ZingDramaQueenOfSheeba · 14/06/2021 13:38

ok so to all those who'd check with other parents about friends coming over at all/sleepovers: I don't.

But that's because
a, I know and trust my kids & their friends well enough so I trust that their parents know where they will be.
b, we know each others' numbers and enough of each others' kids' numbers per friendship group that if there's an emergency we can contact each other.
we all realise the need for safety, nobody is blasé about that.
c, there's just no need for lying. they are allowed to do what they want within reason. I'm fine with some alcohol, would really hate smoking (most of them don't, the few others choose to not do it here) and I wouldn't tolerate drugs (they don't & no reason to doubt them).

DS3 (16) asked me to have a few friends over tomorrow, sleeping in a tent. I said yes. didn't occur to me to check with other parents.
I trust the teens, there's no need to check.

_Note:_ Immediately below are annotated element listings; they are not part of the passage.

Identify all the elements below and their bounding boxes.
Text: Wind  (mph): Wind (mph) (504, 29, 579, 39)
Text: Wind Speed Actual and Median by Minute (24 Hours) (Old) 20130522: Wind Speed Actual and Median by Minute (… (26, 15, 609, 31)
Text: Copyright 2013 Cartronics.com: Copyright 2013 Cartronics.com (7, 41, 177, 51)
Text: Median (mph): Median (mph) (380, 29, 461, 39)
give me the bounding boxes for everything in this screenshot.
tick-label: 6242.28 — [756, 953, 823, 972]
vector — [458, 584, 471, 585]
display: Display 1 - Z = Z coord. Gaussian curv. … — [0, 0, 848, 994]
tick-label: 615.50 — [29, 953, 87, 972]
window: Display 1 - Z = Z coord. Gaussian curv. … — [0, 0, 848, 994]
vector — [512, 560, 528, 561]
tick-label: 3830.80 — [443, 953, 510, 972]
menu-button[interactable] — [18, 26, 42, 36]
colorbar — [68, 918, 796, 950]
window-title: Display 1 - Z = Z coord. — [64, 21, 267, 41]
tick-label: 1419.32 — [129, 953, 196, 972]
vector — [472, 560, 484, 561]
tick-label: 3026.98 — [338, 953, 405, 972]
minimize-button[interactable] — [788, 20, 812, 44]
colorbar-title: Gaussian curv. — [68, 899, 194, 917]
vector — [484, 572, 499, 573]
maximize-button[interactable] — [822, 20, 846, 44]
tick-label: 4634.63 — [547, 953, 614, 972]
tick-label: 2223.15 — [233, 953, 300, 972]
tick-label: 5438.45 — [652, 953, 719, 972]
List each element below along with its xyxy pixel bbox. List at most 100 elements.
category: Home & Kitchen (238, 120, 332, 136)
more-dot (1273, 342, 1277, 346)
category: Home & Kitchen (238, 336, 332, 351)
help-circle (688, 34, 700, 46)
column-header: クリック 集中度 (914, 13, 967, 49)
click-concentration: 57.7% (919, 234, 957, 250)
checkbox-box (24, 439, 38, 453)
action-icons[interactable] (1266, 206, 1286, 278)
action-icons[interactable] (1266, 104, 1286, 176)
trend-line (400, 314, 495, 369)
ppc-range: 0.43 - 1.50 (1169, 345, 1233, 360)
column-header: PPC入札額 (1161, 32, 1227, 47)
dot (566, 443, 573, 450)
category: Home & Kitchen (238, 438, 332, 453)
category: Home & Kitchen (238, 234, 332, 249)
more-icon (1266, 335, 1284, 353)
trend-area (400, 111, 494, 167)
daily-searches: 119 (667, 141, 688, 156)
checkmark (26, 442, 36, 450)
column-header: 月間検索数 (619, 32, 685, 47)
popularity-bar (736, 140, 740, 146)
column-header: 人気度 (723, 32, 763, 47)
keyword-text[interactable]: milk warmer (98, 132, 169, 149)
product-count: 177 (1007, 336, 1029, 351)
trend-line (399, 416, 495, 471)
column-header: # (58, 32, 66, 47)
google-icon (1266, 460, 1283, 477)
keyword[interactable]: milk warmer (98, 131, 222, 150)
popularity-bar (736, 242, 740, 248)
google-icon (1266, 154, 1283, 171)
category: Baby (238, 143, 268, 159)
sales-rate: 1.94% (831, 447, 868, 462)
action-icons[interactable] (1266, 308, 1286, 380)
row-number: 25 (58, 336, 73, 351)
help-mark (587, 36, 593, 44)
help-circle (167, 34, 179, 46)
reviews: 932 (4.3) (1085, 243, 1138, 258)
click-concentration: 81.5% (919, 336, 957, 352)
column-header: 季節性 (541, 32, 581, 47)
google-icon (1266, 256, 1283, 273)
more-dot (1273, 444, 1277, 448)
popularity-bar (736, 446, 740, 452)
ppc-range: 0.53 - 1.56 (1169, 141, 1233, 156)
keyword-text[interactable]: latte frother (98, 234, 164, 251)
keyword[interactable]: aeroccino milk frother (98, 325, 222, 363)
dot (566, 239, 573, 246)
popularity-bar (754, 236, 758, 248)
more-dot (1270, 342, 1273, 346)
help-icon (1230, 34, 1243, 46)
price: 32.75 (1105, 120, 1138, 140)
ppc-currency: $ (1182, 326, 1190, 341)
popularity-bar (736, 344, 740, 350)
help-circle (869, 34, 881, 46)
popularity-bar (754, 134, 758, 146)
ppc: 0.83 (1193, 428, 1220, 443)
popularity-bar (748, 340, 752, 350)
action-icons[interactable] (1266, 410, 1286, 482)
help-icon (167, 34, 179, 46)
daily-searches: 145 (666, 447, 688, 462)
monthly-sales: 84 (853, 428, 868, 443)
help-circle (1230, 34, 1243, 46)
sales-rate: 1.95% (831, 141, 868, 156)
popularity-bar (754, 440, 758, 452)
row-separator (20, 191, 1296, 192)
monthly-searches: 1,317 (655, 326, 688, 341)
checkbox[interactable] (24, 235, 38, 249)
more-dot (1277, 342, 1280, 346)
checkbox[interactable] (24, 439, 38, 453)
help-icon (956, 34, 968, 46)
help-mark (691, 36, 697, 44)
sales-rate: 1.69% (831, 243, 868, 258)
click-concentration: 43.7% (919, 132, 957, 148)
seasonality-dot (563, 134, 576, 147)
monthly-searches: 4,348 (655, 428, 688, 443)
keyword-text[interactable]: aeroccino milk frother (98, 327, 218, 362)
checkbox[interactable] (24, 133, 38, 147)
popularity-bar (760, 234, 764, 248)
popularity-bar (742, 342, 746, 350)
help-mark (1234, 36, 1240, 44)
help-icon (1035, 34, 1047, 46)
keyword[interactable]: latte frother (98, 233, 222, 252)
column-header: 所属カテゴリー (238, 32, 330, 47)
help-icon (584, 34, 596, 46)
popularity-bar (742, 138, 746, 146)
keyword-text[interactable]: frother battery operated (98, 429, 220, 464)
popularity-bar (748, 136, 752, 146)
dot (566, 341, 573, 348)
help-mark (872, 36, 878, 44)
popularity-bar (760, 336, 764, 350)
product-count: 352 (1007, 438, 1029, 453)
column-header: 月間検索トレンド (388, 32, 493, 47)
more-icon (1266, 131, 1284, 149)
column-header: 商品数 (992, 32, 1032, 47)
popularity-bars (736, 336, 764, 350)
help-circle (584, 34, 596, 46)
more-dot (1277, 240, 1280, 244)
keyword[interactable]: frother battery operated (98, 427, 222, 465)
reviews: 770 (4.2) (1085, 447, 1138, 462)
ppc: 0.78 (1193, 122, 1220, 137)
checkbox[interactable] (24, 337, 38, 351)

Skengman · 14/06/2021 13:39

@SoupDragon

Found the feral kids' parent.

Totally ridiculous. I'm 2/3 of the way through raising my teens. They all know what "no" means but they have all grown up with sensible boundaries rather than draconian ones.

I said nothing about draconian rules.

I pick my battles and have no problem with children drinking conservatively under supervision and WITH adults.

I do have a problem with the 'they'll do it anyway' style of lazy parenting.

Personally, I grew up with a more continental attitude to alcohol which my siblings and I have passed on to our respective children.

Alcohol has never been a big deal/coming of age thing and it wasn't a problem to wait for uni for the whole unsupervised binge drinking experience.

SoupDragon · 14/06/2021 13:40

I said nothing about draconian rules.

It was perfectly implied by your referring to normal, sensible parenting as resulting "feral" children.